En 1976, le Groupe Helsinki de Moscou a diffusé un document intitulé « De la situation des handicapés », qui tentait d'attirer l'attention du public mondial et soviétique sur cette situation révoltante : « les handicapés sont dans les faits privés du droit à un travail décent, à l'éducation, aux loisirs, à une bonne alimentation, aux traitements médicaux, à une vie privée normale, à l'entraînement physique et aux sports ». Cela n'a cependant fait qu'attirer l'attention des autorités sur les dissidents parmi les invalides. Puis, en 1978, Fefiolov et l’un de ses disciples ont créé le Groupe d'initiative pour la protection des droits des personnes handicapées en URSS et ont commencé à publier un bulletin d'information. Le groupe a exigé l'indexation des pensions d'invalidité, la production d’assistants mécaniques et de fauteuils roulants confortables, l’aménagement d’un environnement urbain inclusif et la réforme du système de sécurité sociale pour les personnes handicapées.

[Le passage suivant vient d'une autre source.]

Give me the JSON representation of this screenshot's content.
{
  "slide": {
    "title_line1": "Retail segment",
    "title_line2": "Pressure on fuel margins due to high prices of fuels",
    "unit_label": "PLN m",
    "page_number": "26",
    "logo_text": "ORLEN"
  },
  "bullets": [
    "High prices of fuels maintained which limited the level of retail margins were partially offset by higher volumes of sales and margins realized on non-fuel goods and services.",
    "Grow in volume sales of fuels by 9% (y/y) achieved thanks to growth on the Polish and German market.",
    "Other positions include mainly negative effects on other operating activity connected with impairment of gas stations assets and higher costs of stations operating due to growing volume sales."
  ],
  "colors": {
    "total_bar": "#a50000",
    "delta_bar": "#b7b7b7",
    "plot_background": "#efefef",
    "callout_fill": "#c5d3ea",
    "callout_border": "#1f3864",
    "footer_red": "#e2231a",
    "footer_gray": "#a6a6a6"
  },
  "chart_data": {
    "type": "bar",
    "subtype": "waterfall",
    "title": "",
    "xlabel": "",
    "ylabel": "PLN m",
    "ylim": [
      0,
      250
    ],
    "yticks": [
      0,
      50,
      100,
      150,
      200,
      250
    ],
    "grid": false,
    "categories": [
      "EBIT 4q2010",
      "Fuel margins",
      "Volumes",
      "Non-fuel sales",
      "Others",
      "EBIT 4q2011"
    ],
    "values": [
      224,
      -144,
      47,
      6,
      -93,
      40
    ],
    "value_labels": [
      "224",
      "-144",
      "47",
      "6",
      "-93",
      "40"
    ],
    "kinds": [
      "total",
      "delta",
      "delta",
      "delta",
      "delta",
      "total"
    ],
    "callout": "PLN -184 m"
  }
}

Les tentatives du groupe d'entrer en contact avec les organisations internationales de personnes handicapées ont entraîné une avalanche de lettres et d'invitations, qui ont commencé à arriver de l'étranger. Cela a conduit à la persécution de Fefiolov et de ses partisans. Leurs appartements ont fait l’objet de fouilles, tandis que les membres de leur famille ont été convoqués au KGB et persuadés de raisonner les militants. Elena Sannikova, membre du mouvement, a été condamnée à un an de prison et à quatre ans d'exil en 1984, tandis que Fefiolov a été expulsé vers l'Allemagne, où lui et sa famille ont obtenu l'asile politique en 1983.

L'équipe soviétique n'a participé aux Jeux paralympiques pour la première fois qu’en 1988. Elle s'est alors classée 12e (21 or, 19 argent et 15 bronze) au classement général des médailles, avec 55 récompenses. Et bien qu'aujourd'hui de nombreux problèmes des handicapés russes attendent encore d'être résolus, et que d'autres institutions d'aide sociale rappellent encore trop l'époque soviétique, la lutte des invalides soviétiques n'a pas été vaine. En 2006, l'équipe nationale russe a dominé le classement général des Jeux paralympiques d'hiver. Valeri Fefiolov a eu le temps d'assister à cette victoire – il est décédé en 2008.